我:“……”
冷静,冷静,冷静时一,你要冷静。
现在开始,你就是傻白甜了。
脑子我命令你! 123!变傻白甜!
“那你住得这也太近了,是被宿舍的舍管坑了吧,只有一张床,你这样晚上可能睡不着。”我打开了宿舍门,看着自己宿舍里唯一的一张小床,很可怜的一张,有时候动作大了还会咯吱咯吱地乱摇,他进来之前也没有说自己住得离我这么近啊。

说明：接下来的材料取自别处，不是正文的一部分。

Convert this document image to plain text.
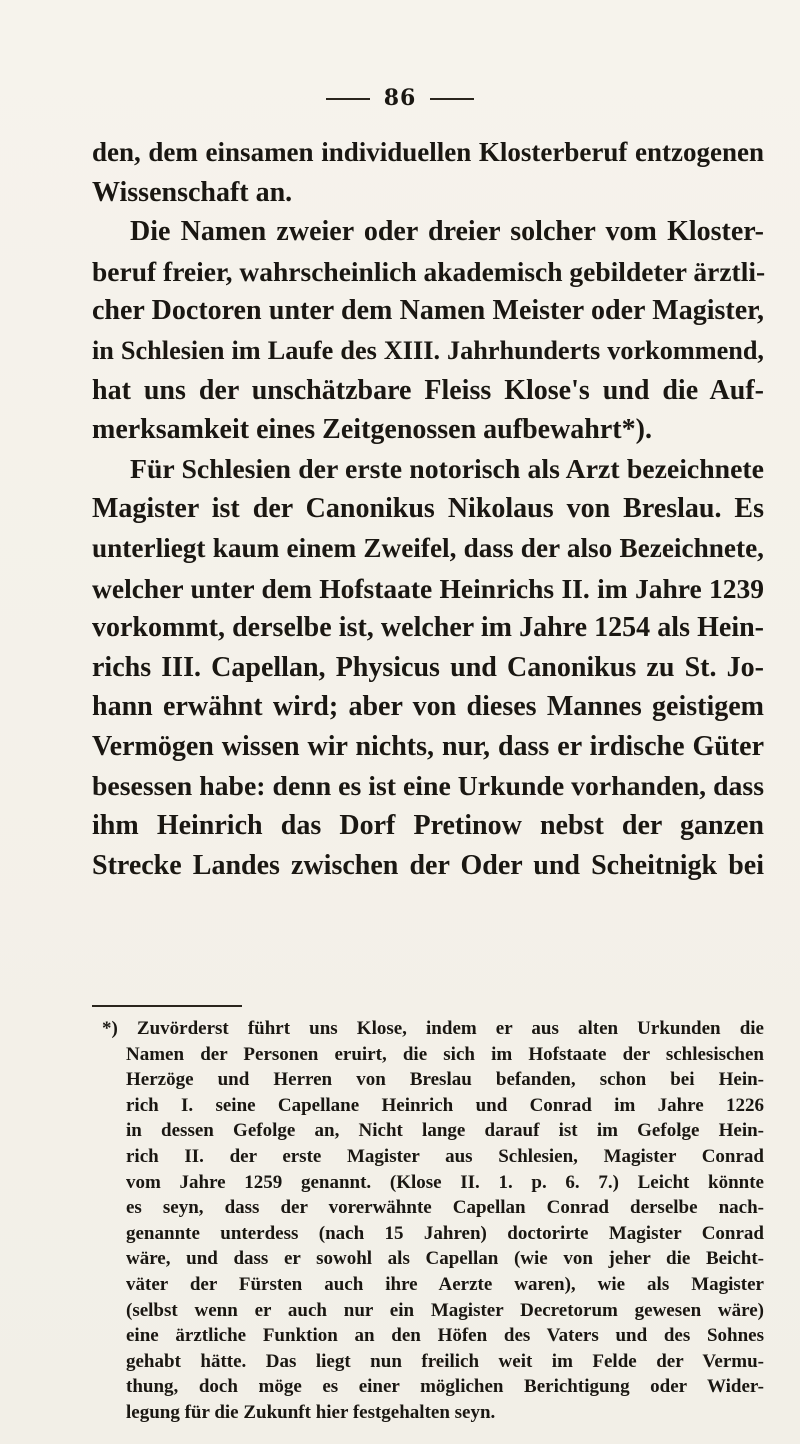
86
den, dem einsamen individuellen Klosterberuf entzogenen
Wissenschaft an.
Die Namen zweier oder dreier solcher vom Kloster-
beruf freier, wahrscheinlich akademisch gebildeter ärztli-
cher Doctoren unter dem Namen Meister oder Magister,
in Schlesien im Laufe des XIII. Jahrhunderts vorkommend,
hat uns der unschätzbare Fleiss Klose's und die Auf-
merksamkeit eines Zeitgenossen aufbewahrt*).
Für Schlesien der erste notorisch als Arzt bezeichnete
Magister ist der Canonikus Nikolaus von Breslau. Es
unterliegt kaum einem Zweifel, dass der also Bezeichnete,
welcher unter dem Hofstaate Heinrichs II. im Jahre 1239
vorkommt, derselbe ist, welcher im Jahre 1254 als Hein-
richs III. Capellan, Physicus und Canonikus zu St. Jo-
hann erwähnt wird; aber von dieses Mannes geistigem
Vermögen wissen wir nichts, nur, dass er irdische Güter
besessen habe: denn es ist eine Urkunde vorhanden, dass
ihm Heinrich das Dorf Pretinow nebst der ganzen
Strecke Landes zwischen der Oder und Scheitnigk bei
*) Zuvörderst führt uns Klose, indem er aus alten Urkunden die
Namen der Personen eruirt, die sich im Hofstaate der schlesischen
Herzöge und Herren von Breslau befanden, schon bei Hein-
rich I. seine Capellane Heinrich und Conrad im Jahre 1226
in dessen Gefolge an, Nicht lange darauf ist im Gefolge Hein-
rich II. der erste Magister aus Schlesien, Magister Conrad
vom Jahre 1259 genannt. (Klose II. 1. p. 6. 7.) Leicht könnte
es seyn, dass der vorerwähnte Capellan Conrad derselbe nach-
genannte unterdess (nach 15 Jahren) doctorirte Magister Conrad
wäre, und dass er sowohl als Capellan (wie von jeher die Beicht-
väter der Fürsten auch ihre Aerzte waren), wie als Magister
(selbst wenn er auch nur ein Magister Decretorum gewesen wäre)
eine ärztliche Funktion an den Höfen des Vaters und des Sohnes
gehabt hätte. Das liegt nun freilich weit im Felde der Vermu-
thung, doch möge es einer möglichen Berichtigung oder Wider-
legung für die Zukunft hier festgehalten seyn.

我很关切地睁眼说瞎话道:“他肯定是欺负你一个oga背井离乡来第九军区打工,所以才给你安排了这么一个位置。”
裴之仰但笑不语。
等我放空了头脑踮起脚尖去翻衣柜里备用被子,打算今晚在自己的宿舍里打地铺将就一晚,明天带着裴之仰去找宿舍的舍管问问能不能给裴之仰另外安排一个宿舍。
唉,这装着装着我自己都要信了。
裴之仰陡然凑近了我的耳边,握着我的手腕,迫使我停下手中的动作,“我今晚没有打算睡。”
一股浓郁的信息素陡然变化——
我瞪大了眼,看他动作干脆利落地从口袋里抓出了一个我看不出是什么名堂但绝对不是抑制剂的针管,如行云流水般地扎进了自己的腺体里。
瞬间,信息素里的味道变了。
“我易感期今天来了。”裴之仰用眼尾勾着她,随手丢掉手中的针管,倒在了平凡的方格床单上,汗水淋漓地下滑,沐浴过后的清香混着薄薄的荆芥草木香。
在浓郁的信息素面前,安静脆弱腼腆又内向的alpha脸立刻红了起来。
犹犹豫豫但又克制不住本能地靠近了他。